Rotary Club spendet Wasseranlage an den Hartlauerhof
ENNS/ASTEN. Der Rotary Club Enns spendete dem Astener Hartlauerhof, einer Betreuungseinrichtung der Caritas für ehemals obdachlose Männer, eine Regenwasser-Auffanganlage. Dadurch kann die Männergruppe nun auch die großen Dachflächen nutzen und noch ökologischer gärtnern.

Bisher konnte Regenwasser nur eingeschränkt zur Gartenbewässerung verwendet werden. Mit der neuen Anlage des Rotary Clubs kann die Nutzung jetzt deutlich ausgeweitet werden: Sowohl im Innenhof als auch im Bereich des Gemüsegartens wird das gesammelte Regenwasser in zwei 3.000-Liter-Tanks gespeichert und zur Pflege der verschiedenen Anbauflächen und des Folienhauses genutzt.
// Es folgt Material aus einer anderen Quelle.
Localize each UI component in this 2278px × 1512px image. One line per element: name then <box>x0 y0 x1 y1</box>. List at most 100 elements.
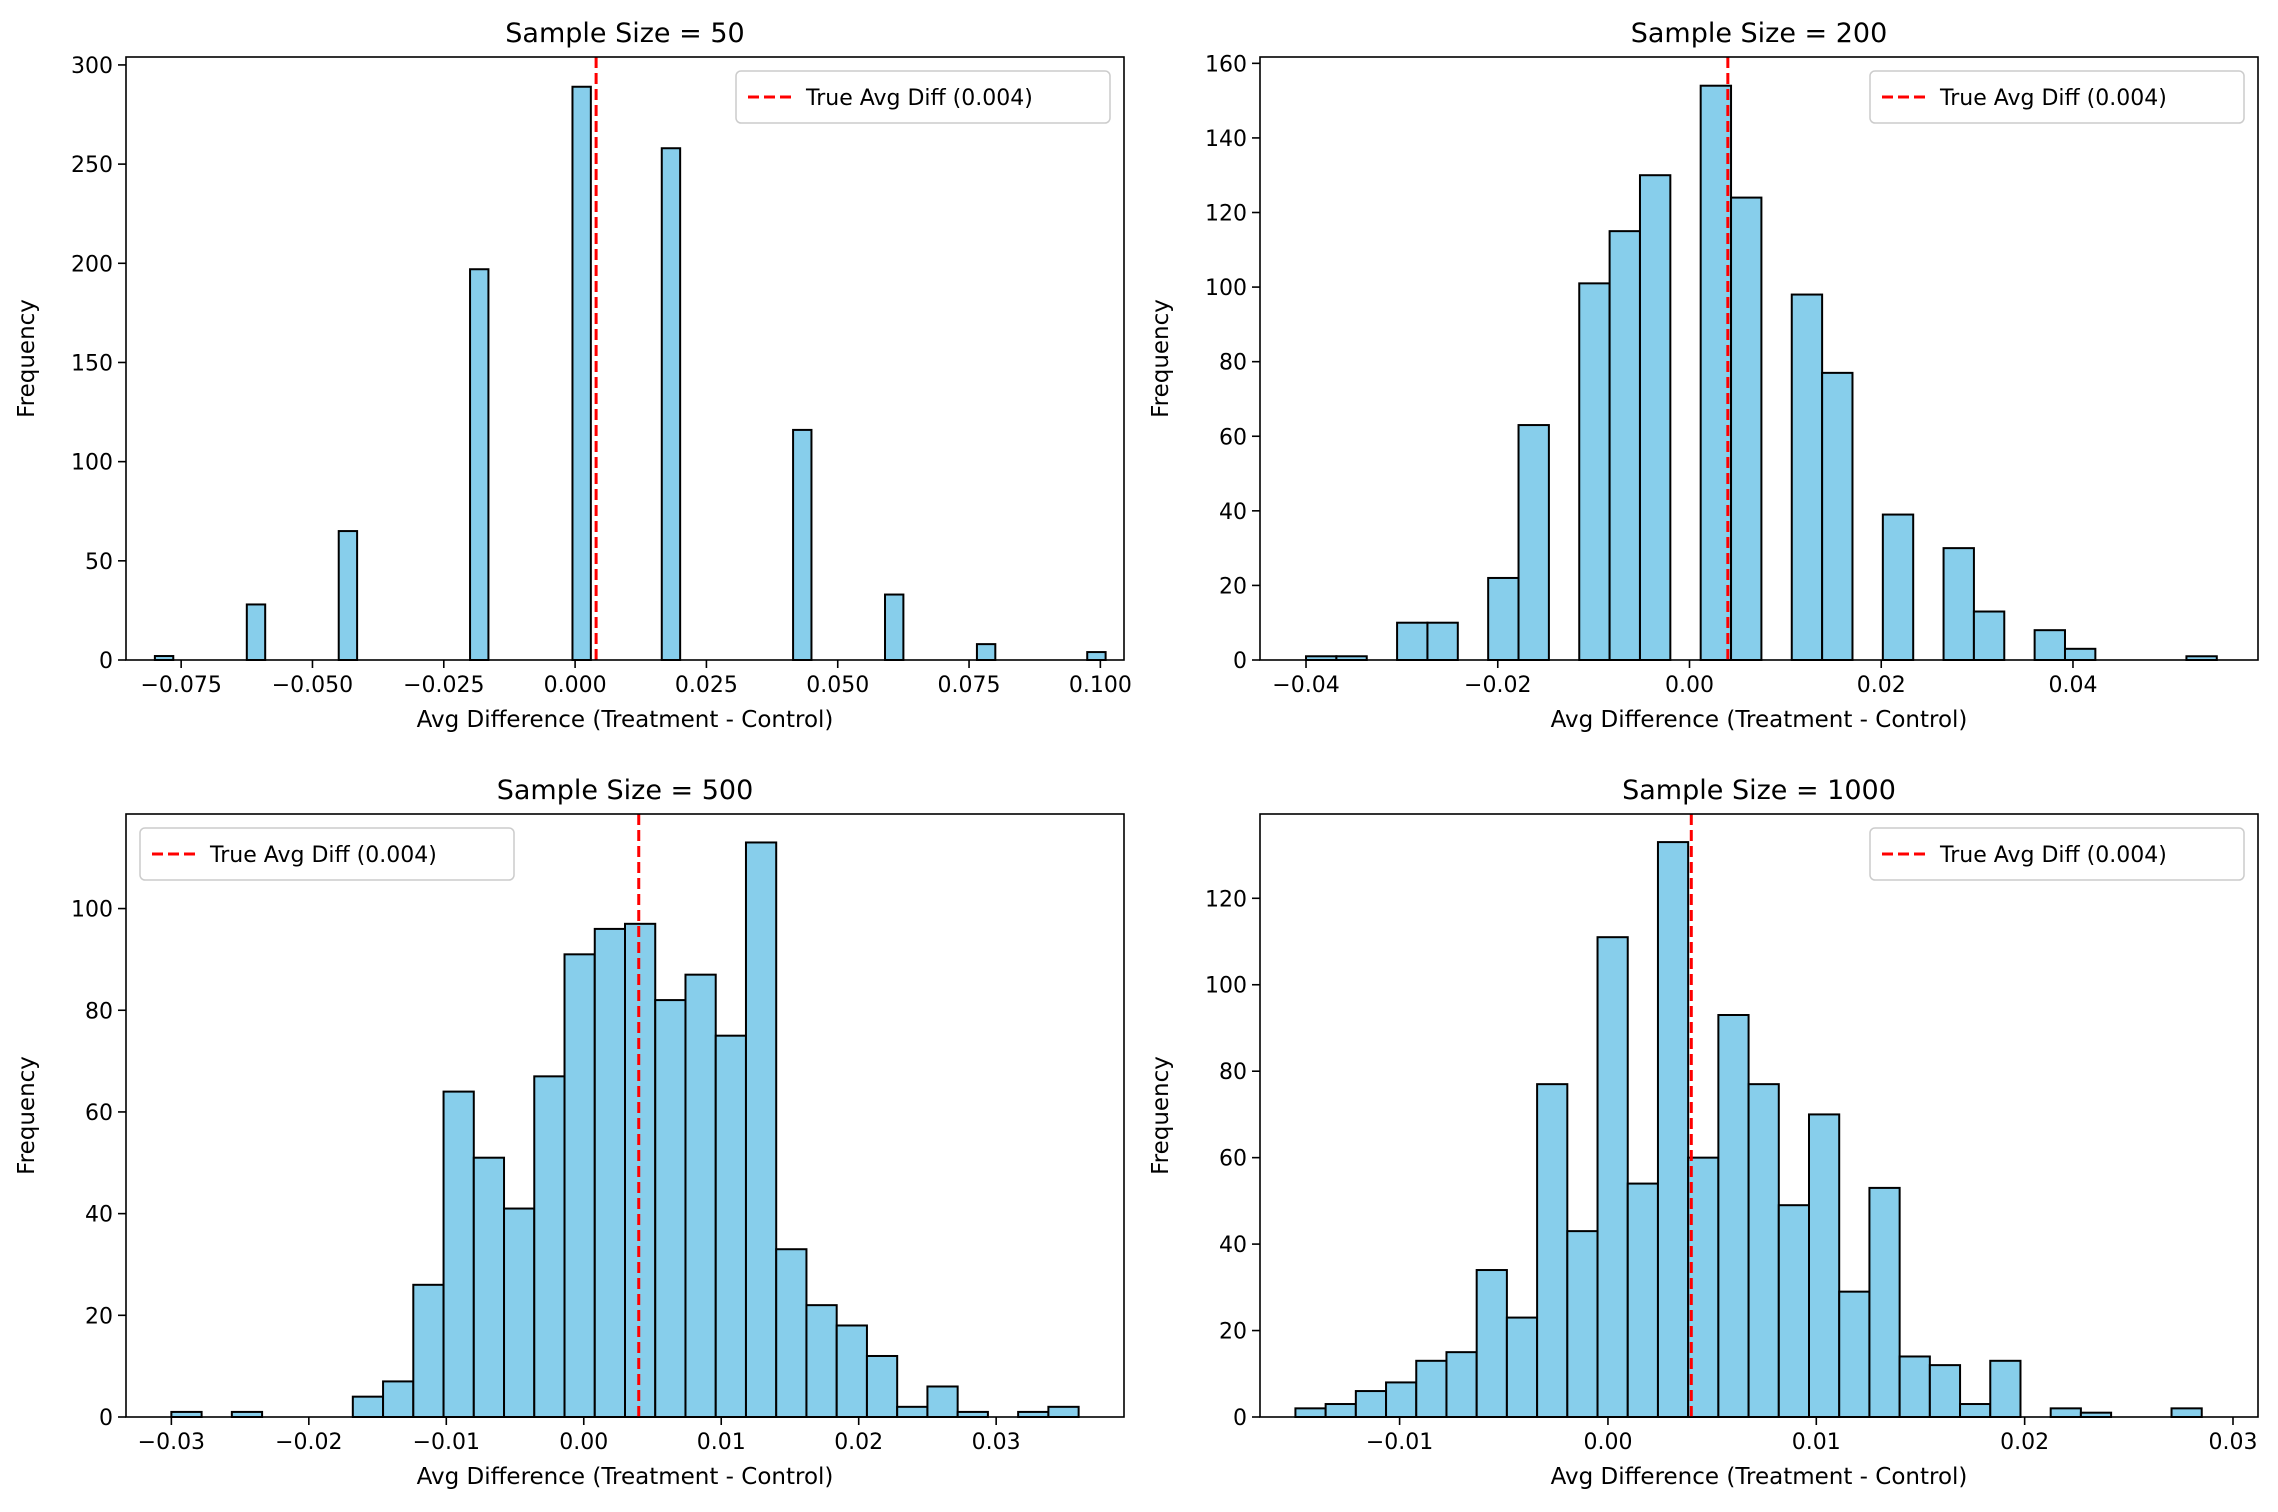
legend-box <box>1869 827 2245 881</box>
y-tick-label: 0 <box>99 1406 113 1431</box>
x-axis-label: Avg Difference (Treatment - Control) <box>1551 1464 1968 1490</box>
axes-frame <box>1259 56 2259 661</box>
y-tick-label: 160 <box>1205 52 1247 77</box>
histogram-bar <box>1086 651 1107 662</box>
chart-title: Sample Size = 200 <box>1631 18 1888 49</box>
histogram-bar <box>1959 1403 1992 1419</box>
x-tick-label: 0.03 <box>2209 1430 2258 1455</box>
histogram-bar <box>1838 1290 1871 1419</box>
x-tick-label: −0.01 <box>413 1430 480 1455</box>
axes-frame <box>125 813 1125 1418</box>
legend: True Avg Diff (0.004) <box>735 70 1111 124</box>
histogram-bar <box>1972 610 2006 662</box>
histogram-bar <box>1808 1113 1841 1419</box>
y-tick-label: 200 <box>71 252 113 277</box>
y-tick-label: 250 <box>71 153 113 178</box>
histogram-bar <box>1881 513 1915 661</box>
x-tick-label: 0.01 <box>1792 1430 1841 1455</box>
histogram-bar <box>884 593 905 661</box>
x-axis-label: Avg Difference (Treatment - Control) <box>417 1464 834 1490</box>
y-tick-label: 80 <box>1219 351 1247 376</box>
histogram-bar <box>660 147 682 662</box>
x-tick-label: −0.075 <box>140 673 221 698</box>
histogram-bars <box>1294 841 2203 1419</box>
histogram-bar <box>744 841 778 1418</box>
x-tick-label: 0.100 <box>1069 673 1132 698</box>
y-tick-label: 120 <box>1205 887 1247 912</box>
histogram-bar <box>337 530 359 661</box>
y-axis-label: Frequency <box>1148 299 1174 418</box>
y-tick-label: 100 <box>71 898 113 923</box>
histogram-bar <box>1989 1359 2022 1419</box>
histogram-bar <box>1385 1381 1418 1419</box>
histogram-bar <box>805 1304 838 1419</box>
y-tick-label: 40 <box>1219 500 1247 525</box>
histogram-bar <box>792 428 813 661</box>
x-tick-label: 0.01 <box>697 1430 746 1455</box>
x-tick-label: −0.01 <box>1366 1430 1433 1455</box>
histogram-bar <box>2170 1407 2203 1418</box>
y-tick-label: 0 <box>1233 1406 1247 1431</box>
histogram-bar <box>1475 1269 1508 1419</box>
y-tick-label: 0 <box>1233 649 1247 674</box>
axes-frame <box>1259 813 2259 1418</box>
x-tick-label: −0.02 <box>275 1430 342 1455</box>
y-tick-label: 40 <box>85 1203 113 1228</box>
histogram-bar <box>1656 841 1690 1418</box>
y-tick-label: 120 <box>1205 202 1247 227</box>
x-tick-label: −0.04 <box>1272 673 1339 698</box>
legend-box <box>1869 70 2245 124</box>
x-tick-label: −0.025 <box>403 673 484 698</box>
histogram-bar <box>1354 1390 1388 1419</box>
histogram-bar <box>1426 621 1459 662</box>
legend-box <box>139 827 515 881</box>
y-tick-label: 100 <box>1205 974 1247 999</box>
x-tick-label: 0.00 <box>1665 673 1714 698</box>
histogram-bar <box>1898 1355 1931 1418</box>
chart-panel-4: −0.01 0.00 0.01 0.02 0.03 0 20 40 60 80 100 120 Samp… <box>1148 775 2259 1490</box>
y-tick-label: 140 <box>1205 127 1247 152</box>
histogram-bar <box>2049 1407 2082 1418</box>
y-axis-label: Frequency <box>1148 1056 1174 1175</box>
y-tick-label: 80 <box>1219 1060 1247 1085</box>
histogram-bar <box>1396 621 1429 662</box>
histogram-bar <box>1608 230 1641 661</box>
histogram-bar <box>1777 1204 1811 1418</box>
legend-label: True Avg Diff (0.004) <box>1939 843 2167 868</box>
x-tick-label: 0.04 <box>2048 673 2097 698</box>
x-tick-label: 0.075 <box>938 673 1001 698</box>
histogram-bars <box>1305 84 2218 662</box>
y-tick-label: 300 <box>71 54 113 79</box>
chart-title: Sample Size = 500 <box>497 775 754 806</box>
legend: True Avg Diff (0.004) <box>1869 827 2245 881</box>
y-tick-label: 60 <box>1219 425 1247 450</box>
x-tick-label: −0.03 <box>138 1430 205 1455</box>
histogram-bars <box>153 85 1107 662</box>
y-tick-label: 100 <box>1205 276 1247 301</box>
histogram-bar <box>593 927 627 1418</box>
histogram-bar <box>412 1283 445 1419</box>
histogram-bar <box>714 1034 747 1419</box>
histogram-bar <box>1821 371 1854 661</box>
legend-box <box>735 70 1111 124</box>
histogram-bar <box>975 643 997 662</box>
histogram-bar <box>245 603 267 662</box>
histogram-bar <box>1942 547 1975 662</box>
histogram-bar <box>1596 936 1629 1418</box>
histogram-bar <box>571 85 592 661</box>
histogram-bar <box>1517 424 1550 661</box>
histogram-bar <box>503 1207 536 1419</box>
x-tick-label: 0.000 <box>544 673 607 698</box>
x-tick-label: 0.03 <box>972 1430 1021 1455</box>
histogram-bar <box>1294 1407 1327 1418</box>
x-tick-label: 0.02 <box>2000 1430 2049 1455</box>
histogram-bar <box>684 973 717 1418</box>
y-tick-label: 0 <box>99 649 113 674</box>
histogram-bar <box>1790 293 1824 661</box>
y-tick-label: 20 <box>1219 1320 1247 1345</box>
x-tick-label: −0.050 <box>272 673 353 698</box>
histogram-bar <box>472 1156 506 1418</box>
x-axis-label: Avg Difference (Treatment - Control) <box>1551 707 1968 733</box>
y-tick-label: 100 <box>71 451 113 476</box>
„Die Arbeit im Garten ist ein wichtiger Teil unserer tagesstrukturierenden Beschäftigung. Durch die neue Regenwasseranlage können wir die großen Dachflächen nutzen, noch ökologischer gärtnern und unsere Nachhaltigkeitsstrategie ausbauen“, so Lia Cozmuta, Leiterin des Hartlauerhofs.
Ökologisch und praktisch
Durch den Einsatz von Regenwasser und den Verzicht auf Trinkwasser wird ein wichtiger Beitrag zum Umweltschutz geleistet. Die Anlage ist nicht nur ökologisch sinnvoll, sondern auch praktisch. Besonders vorteilhaft ist die Möglichkeit, das Wasser durch den natürlichen Eigendruck ohne zusätzliche Technik zu verwenden. „Auch an die Wintermonate ist gedacht – durch den vorhandenen Sickerschacht können wir den Tank rechtzeitig entleeren und so Frostschäden verhindern“, freut sich das Team vom Hartlauerhof. Bruno Weinberger, Präsident des Rotary Clubs, erklärt: „Mit dieser Spende wollen wir nicht nur den Umweltschutz fördern, sondern auch das zentrale Ziel der Caritas am Hartlauerhof stärken: die Hilfe zur Selbsthilfe.“
Zwei Organisationen, ein soziales Ziel
Der Rotary Club Enns feiert nächstes Jahr sein 70. Jubiläum und engagiert sich besonders für Kinder, Jugendliche und Familien.
Der Hartlauerhof bietet derzeit 19 wohnungslosen Männern einen betreuten, zeitlich befristeten Wohn- und Lebensraum. SozialarbeiterInnen unterstützen die Bewohner, Probleme aufzuarbeiten, im Alltag zurechtzukommen und neue Perspektiven zu entwickeln.